Notebook: (1) Translation
That a prize known for the size of its haul should be translated literature’s one moment in the American sun seems either ironic or fitting …
Last week, the relatively youthful (at fifty-four) and commercially successful South Korean novelist Han Kang received the 2024 Nobel Prize for Literature. Journalist Alex Shephard, who has for years run a highly diverting Nobel watch for The New Republic, wrote with n+1 editor Mark Krotov that “the fact that the Academy has alighted on a deserving, interesting winner of the prize continues to be strange and miraculous.” Author Amber Sparks tweeted that Han Kang’s win “seems to have united literary twitter in approval? Shockingly? Everyone is happy?” Alex Shephard and Mark Krotov continued cheekily that recently the Swedish Academy, the institute that does the literary selecting for the Nobel Foundation,
has done its best to act as a redoubt for capital-G global, capital-L Literature. When we started writing our little jokes about the Nobel Prize in Literature nearly a decade ago, there was a lot to make fun of … [for instance] sensing growing irrelevance, that Prize staggered randomly (and, if the reporting is to be believed, drunkenly) between relative unknowns and global superstars and genres.

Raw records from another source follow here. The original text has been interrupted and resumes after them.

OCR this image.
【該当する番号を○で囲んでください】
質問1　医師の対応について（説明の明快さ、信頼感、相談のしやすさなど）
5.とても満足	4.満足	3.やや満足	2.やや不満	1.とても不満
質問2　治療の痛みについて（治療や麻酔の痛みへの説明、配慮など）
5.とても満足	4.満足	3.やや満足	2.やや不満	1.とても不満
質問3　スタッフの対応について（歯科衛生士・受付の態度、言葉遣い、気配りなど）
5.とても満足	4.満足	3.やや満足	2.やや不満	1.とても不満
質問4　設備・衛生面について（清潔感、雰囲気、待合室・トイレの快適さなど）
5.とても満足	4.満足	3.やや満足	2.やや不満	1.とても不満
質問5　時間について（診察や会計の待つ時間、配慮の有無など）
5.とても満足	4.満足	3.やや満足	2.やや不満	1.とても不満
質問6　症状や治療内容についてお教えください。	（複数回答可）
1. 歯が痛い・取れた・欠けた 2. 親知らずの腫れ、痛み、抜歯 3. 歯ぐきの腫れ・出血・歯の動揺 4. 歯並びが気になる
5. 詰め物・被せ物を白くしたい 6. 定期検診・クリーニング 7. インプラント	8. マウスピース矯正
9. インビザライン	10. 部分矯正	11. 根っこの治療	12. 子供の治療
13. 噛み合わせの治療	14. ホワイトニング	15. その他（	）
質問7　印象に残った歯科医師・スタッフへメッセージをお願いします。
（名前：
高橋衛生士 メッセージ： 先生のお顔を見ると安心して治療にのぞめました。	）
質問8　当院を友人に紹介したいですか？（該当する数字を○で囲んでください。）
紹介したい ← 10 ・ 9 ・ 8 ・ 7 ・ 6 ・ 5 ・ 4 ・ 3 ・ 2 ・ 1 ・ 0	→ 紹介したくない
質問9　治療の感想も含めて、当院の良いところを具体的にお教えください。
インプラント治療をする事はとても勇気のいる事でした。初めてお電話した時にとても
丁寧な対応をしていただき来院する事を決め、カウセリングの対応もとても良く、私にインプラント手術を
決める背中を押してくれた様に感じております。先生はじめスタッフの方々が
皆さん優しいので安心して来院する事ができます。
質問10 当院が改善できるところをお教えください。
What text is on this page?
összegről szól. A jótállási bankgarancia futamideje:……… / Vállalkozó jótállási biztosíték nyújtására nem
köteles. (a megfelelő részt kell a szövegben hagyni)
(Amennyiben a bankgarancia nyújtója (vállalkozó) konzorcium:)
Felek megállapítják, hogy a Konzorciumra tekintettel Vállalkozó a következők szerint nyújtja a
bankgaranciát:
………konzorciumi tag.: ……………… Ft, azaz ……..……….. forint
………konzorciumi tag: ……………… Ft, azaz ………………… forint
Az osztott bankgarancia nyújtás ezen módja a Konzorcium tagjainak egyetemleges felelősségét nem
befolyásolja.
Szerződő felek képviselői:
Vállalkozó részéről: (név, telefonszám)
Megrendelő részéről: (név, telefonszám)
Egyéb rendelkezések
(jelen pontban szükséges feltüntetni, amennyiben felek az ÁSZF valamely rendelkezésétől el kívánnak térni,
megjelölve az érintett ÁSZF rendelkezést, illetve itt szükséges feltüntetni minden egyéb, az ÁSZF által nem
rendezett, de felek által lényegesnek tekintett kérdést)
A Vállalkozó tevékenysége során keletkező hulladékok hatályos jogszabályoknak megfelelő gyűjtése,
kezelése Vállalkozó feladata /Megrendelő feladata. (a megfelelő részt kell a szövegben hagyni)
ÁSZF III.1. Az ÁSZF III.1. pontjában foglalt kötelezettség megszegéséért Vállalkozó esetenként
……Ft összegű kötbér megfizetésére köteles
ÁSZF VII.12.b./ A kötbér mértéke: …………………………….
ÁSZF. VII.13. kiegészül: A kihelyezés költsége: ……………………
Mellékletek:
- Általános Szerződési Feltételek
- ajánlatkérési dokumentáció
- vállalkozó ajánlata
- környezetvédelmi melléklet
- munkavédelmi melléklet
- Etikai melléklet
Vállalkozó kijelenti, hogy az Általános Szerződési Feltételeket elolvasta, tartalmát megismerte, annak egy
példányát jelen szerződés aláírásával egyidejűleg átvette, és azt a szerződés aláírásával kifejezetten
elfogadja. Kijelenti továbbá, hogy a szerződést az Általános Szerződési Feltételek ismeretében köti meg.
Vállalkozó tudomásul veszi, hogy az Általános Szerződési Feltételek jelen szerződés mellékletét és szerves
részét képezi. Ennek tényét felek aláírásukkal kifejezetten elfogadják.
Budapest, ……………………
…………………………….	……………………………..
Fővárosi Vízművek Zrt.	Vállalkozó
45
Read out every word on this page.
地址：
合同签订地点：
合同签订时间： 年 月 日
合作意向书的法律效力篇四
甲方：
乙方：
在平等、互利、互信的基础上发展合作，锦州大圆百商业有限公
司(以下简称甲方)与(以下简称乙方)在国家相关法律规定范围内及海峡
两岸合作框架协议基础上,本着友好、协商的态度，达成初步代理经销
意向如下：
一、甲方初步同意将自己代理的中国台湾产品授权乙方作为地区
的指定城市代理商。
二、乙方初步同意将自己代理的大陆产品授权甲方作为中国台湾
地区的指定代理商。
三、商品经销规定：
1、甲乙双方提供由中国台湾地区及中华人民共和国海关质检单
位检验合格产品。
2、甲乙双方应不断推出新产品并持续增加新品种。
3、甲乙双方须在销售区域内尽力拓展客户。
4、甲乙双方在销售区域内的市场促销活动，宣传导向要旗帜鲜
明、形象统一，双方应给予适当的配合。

But now, the Prize constitutes a kind of defense of literature in an era where it is constantly sullied and devalued. The Swedish Academy has cast itself as an island of seriousness in a swirling ocean of garbage and filth. Making fun of the Nobel Prize in Literature is, and will always be, fun to do: It is incredibly funny that a group of stuffy academics who live in a fake country that has only produced one worthy piece of art (ABBA Gold) get to give a prize for being the best at doing literature. But this iteration of the Swedish Academy does sometimes make it hard, in large part because they are doing a kind of service: Highlighting meaningful, resonant work from across the world in an era where … that just doesn’t happen very often [ellipsis theirs].